First, we all know about the rapid-fire increase announcements from the paper mills, over the past few months.  To recap, this was essentially based on a huge increase in demand, a chemical shortage for thermal coatings, lack of coating capacities, base paper shortages, and distribution interruptions.

There is no doubt that this is not a fun time for printers, converters, and those selling these items.  We are all exhausted from the pricing conversations and not being able to meet delivery requests. 

I fear that we are reaching a breaking point where companies may not be able to honor pricing from a quote to delivery basis.  In my 22 years in print, I never would have imagined this thought may have crossed my mind.  However, after lots of research and conversations with fellow industry experts, my fears may inevitably become a reality.
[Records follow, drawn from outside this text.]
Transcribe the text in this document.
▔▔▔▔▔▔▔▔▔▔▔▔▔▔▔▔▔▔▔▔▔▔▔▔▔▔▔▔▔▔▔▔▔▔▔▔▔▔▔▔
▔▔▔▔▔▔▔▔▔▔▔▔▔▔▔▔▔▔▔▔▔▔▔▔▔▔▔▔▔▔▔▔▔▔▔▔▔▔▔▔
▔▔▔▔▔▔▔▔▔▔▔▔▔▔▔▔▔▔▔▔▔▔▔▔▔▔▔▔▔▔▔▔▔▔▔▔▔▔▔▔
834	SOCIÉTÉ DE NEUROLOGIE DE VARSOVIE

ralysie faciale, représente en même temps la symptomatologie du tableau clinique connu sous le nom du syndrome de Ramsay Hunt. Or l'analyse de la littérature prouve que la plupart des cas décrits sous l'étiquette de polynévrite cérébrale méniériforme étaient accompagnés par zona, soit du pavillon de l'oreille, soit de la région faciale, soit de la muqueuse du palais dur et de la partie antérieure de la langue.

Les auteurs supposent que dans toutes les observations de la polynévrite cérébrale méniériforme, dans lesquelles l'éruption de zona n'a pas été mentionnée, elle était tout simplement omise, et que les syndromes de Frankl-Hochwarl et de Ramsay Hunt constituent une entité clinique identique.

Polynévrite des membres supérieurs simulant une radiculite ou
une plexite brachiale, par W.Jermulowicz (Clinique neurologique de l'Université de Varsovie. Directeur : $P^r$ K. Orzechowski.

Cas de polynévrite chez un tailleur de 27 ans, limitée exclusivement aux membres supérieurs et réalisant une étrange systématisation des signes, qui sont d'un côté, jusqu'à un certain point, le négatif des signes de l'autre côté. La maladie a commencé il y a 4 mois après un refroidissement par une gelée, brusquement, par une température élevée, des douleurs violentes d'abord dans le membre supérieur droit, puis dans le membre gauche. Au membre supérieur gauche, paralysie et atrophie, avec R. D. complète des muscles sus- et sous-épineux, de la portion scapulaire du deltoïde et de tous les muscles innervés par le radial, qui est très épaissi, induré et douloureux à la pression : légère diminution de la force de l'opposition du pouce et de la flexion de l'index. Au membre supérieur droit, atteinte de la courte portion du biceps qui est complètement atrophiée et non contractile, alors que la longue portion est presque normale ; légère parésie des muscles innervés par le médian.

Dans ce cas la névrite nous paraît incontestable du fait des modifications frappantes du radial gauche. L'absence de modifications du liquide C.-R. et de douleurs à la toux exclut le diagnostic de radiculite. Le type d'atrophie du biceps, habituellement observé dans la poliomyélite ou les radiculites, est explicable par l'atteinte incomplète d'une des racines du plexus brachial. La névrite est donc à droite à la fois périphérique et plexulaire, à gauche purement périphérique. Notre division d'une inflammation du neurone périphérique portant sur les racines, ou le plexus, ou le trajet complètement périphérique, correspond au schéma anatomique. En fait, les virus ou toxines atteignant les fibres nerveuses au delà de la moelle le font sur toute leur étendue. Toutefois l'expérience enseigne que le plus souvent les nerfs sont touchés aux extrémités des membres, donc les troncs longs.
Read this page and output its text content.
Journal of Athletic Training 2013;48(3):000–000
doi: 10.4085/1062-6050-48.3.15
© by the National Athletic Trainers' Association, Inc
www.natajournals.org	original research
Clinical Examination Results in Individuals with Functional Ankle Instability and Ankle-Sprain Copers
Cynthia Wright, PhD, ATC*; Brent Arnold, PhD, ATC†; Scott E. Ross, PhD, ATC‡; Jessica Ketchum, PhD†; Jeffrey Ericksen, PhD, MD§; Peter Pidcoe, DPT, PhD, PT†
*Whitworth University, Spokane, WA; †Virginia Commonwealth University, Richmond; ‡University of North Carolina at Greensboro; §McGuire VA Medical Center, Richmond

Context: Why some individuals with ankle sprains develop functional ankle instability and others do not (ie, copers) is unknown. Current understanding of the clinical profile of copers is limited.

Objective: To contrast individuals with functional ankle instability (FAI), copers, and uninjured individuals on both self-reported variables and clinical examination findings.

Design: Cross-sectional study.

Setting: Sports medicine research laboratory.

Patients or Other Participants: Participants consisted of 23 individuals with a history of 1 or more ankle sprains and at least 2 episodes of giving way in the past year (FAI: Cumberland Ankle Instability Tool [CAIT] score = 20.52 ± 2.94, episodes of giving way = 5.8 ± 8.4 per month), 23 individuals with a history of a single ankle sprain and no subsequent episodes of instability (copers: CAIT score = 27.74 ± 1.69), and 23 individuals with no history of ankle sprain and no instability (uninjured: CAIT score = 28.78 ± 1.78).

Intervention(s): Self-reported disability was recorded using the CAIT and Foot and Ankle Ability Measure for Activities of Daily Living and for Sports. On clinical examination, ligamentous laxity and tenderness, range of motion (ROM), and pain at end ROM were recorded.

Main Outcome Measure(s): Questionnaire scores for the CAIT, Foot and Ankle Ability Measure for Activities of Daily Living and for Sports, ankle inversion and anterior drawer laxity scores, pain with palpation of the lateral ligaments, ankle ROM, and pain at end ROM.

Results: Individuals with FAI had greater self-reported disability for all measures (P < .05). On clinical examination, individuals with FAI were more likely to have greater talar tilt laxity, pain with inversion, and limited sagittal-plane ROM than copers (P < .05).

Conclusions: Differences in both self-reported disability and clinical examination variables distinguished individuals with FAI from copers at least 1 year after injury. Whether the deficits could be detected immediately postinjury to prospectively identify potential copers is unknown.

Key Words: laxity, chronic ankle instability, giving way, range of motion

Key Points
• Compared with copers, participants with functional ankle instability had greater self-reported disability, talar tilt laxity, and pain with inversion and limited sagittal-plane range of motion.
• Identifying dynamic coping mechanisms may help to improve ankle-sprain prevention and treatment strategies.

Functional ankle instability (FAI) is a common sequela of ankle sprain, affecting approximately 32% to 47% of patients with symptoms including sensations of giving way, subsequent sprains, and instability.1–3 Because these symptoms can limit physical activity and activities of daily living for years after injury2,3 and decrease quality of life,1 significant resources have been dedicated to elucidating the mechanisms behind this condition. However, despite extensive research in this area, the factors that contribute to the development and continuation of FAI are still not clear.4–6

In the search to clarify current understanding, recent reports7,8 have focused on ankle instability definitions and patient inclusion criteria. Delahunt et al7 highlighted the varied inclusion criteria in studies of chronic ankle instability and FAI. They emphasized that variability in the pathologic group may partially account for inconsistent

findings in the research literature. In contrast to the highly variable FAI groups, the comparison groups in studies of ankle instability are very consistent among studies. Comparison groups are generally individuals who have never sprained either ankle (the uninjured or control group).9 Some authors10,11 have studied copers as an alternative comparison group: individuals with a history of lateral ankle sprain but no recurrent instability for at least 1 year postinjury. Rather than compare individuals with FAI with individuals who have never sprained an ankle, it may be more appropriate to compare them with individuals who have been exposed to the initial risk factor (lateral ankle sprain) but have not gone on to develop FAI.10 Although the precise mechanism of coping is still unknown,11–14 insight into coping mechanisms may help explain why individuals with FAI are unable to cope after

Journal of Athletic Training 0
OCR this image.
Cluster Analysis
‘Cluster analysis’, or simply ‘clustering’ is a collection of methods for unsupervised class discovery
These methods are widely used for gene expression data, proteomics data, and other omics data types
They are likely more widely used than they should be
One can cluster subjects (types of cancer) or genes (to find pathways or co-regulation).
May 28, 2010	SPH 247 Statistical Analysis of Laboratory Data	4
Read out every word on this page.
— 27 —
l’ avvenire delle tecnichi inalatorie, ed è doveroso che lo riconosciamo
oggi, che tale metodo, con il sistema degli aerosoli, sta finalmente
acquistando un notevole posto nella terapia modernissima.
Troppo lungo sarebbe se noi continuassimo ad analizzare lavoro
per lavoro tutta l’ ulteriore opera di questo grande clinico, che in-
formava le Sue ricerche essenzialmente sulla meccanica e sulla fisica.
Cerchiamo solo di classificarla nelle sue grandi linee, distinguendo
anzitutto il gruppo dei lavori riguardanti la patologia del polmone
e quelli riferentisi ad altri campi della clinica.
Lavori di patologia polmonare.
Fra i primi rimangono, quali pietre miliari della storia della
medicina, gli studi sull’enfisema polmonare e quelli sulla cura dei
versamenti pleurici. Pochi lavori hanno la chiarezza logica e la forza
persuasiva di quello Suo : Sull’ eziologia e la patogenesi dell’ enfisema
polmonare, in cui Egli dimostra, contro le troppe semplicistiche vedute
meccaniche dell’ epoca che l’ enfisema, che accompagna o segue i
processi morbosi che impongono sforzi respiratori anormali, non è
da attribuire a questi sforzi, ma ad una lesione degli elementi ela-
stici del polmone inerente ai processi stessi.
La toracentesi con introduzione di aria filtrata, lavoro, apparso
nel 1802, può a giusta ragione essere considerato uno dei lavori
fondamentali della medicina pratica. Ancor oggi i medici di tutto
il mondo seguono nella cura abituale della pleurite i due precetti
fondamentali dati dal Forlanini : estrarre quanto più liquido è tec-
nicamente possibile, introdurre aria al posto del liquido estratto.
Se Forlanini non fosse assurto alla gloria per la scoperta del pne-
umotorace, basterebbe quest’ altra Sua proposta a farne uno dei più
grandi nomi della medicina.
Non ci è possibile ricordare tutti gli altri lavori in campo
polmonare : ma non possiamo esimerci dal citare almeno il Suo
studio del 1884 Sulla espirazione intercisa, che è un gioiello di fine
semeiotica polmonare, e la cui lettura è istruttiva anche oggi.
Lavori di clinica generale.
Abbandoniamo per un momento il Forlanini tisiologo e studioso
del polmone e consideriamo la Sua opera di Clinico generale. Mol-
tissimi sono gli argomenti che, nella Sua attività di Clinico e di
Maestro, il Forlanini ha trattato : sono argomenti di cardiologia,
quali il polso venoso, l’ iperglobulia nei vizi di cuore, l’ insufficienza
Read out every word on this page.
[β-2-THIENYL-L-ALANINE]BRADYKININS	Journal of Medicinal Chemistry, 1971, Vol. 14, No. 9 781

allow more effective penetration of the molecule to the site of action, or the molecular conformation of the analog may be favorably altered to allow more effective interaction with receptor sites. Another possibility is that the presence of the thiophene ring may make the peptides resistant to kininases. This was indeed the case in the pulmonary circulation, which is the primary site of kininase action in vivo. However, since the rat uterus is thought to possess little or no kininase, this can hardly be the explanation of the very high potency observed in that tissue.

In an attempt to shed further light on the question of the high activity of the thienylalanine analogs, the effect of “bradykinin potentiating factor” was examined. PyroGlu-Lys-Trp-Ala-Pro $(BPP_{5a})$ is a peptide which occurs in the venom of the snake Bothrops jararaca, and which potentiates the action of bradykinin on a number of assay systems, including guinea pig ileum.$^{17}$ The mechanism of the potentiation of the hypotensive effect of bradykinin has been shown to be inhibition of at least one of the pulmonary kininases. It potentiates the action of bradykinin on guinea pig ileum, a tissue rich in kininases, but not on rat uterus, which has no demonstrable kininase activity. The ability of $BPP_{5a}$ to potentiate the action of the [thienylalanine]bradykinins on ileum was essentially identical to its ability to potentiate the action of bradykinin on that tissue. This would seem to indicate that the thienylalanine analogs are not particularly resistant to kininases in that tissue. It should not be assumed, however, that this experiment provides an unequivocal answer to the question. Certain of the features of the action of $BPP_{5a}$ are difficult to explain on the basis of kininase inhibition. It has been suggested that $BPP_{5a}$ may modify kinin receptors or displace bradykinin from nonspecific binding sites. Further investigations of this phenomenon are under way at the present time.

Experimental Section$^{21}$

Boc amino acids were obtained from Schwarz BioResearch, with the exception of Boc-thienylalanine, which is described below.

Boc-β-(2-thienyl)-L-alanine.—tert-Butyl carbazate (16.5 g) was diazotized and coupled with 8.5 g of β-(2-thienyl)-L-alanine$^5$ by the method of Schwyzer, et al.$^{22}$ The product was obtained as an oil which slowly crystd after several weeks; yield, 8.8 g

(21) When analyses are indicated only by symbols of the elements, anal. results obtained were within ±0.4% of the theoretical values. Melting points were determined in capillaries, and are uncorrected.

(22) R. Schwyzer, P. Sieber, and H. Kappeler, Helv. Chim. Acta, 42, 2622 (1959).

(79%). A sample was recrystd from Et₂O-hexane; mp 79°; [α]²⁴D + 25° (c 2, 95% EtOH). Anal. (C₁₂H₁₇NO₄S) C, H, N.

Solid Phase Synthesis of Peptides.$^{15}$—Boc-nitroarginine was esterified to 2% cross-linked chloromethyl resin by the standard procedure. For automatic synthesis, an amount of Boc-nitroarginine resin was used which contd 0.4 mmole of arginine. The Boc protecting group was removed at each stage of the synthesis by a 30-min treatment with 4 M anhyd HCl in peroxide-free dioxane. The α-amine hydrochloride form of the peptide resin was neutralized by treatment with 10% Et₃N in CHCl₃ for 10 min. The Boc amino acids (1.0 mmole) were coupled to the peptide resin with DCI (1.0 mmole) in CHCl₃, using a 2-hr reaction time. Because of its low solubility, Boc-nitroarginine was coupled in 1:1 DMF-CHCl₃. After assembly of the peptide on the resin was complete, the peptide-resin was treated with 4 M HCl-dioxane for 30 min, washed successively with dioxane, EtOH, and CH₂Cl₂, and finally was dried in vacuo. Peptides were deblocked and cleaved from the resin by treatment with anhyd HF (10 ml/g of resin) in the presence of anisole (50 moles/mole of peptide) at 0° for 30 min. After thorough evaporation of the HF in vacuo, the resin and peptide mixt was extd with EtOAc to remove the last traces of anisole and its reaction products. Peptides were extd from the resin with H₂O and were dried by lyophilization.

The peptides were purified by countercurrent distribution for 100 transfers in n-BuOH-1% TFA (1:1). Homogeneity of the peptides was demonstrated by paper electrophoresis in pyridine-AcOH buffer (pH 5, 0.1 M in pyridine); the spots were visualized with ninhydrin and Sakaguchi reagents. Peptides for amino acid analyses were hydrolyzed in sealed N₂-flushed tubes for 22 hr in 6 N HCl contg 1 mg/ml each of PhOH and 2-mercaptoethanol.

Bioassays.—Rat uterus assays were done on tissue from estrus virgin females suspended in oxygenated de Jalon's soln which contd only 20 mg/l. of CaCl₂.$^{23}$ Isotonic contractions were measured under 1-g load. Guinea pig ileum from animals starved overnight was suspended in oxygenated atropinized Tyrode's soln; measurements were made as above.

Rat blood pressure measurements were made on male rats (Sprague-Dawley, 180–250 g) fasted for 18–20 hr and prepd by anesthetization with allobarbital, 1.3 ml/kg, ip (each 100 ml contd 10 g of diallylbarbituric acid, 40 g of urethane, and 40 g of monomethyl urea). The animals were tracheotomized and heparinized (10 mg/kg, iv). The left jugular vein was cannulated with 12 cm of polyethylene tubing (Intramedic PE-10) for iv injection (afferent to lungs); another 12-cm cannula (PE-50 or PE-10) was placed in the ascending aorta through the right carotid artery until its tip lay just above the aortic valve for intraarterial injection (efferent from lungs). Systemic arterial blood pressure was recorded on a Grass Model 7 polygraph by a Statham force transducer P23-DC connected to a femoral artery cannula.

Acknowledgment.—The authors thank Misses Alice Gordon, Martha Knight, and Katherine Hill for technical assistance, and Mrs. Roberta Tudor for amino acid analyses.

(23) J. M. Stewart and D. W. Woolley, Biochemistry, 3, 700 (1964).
Here is my logic.  When a client requests a quote, pricing is compiled based on “current” or “known” costs.  These quotes rarely turn into actual production orders immediately.  Once an order is received, materials must be allocated for the job.  This is where things are getting crazy!  It seems like more times than not; certain components must be ordered from suppliers.  This may include paper, ink, dies, glue, cores, cartons, etc.  The issue is that all these base component suppliers are having issues in their supply chain and maybe experiencing labor issues as well.   In other words, delivery of the needed components may be delayed or extended deliveries are offered.  Items that in January 2021 took 1-2 weeks can/are taking 8-15 weeks to receive.  Yes, you heard that correctly; 15 weeks or almost 4 months!  These companies are experiencing huge increases in costs and are passing them on, in the form of percentage price increases. 

Looking forward to an example, the printer orders paper today is acknowledged with a delivery of 10 weeks.  In 2 weeks after this order is placed and acknowledged, a nice 10%+ increase is announced by the mill.  Many of these increases are based on when the product delivers and not when the product is ordered.  This means that the printer must re-issue purchase orders for already ordered products.  If they choose to simply cancel the order, there are often no other sourcing options. 

For example, if a project is quoted at $10.00 msf and the order is received immediately.  The paper is not currently on hand and must be ordered from the mill at $10.00 msf.  The paper order is received and acknowledged by the mill at $10.00 msf.  Fast forward 2 weeks to an announcement of an immediate price increase of 10%, the printing company must now re-issue the Purchase order for $11.00 msf, to keep the order alive.  When the paper arrives and the job is printed, there is already a 10% paper price increase applied to the job.  Printing companies can only continue to absorb these unexpected increases for so long. 

I fear that eventually, printing companies will have to contact clients, weeks after accepting an order, with news of price changes and have Purchase orders re-issued to cover the unexpected increase in costs.  This is a big blow to a stable pricing methodology as well as a big ding to the manufacture’s reputation with the client.  Neither of which have been deemed “good business practices” over the past century.

Where does this leave me today?  This leaves me with feelings of uncertainty, anxiety, frustration, and fatigue.  I am always looking for the “light at the end of the tunnel” but currently, we must be going around a sharp turn, because the only lights I see are the ones we can turn on ourselves through positive dialog, positive memories, and positive thoughts that this too will end.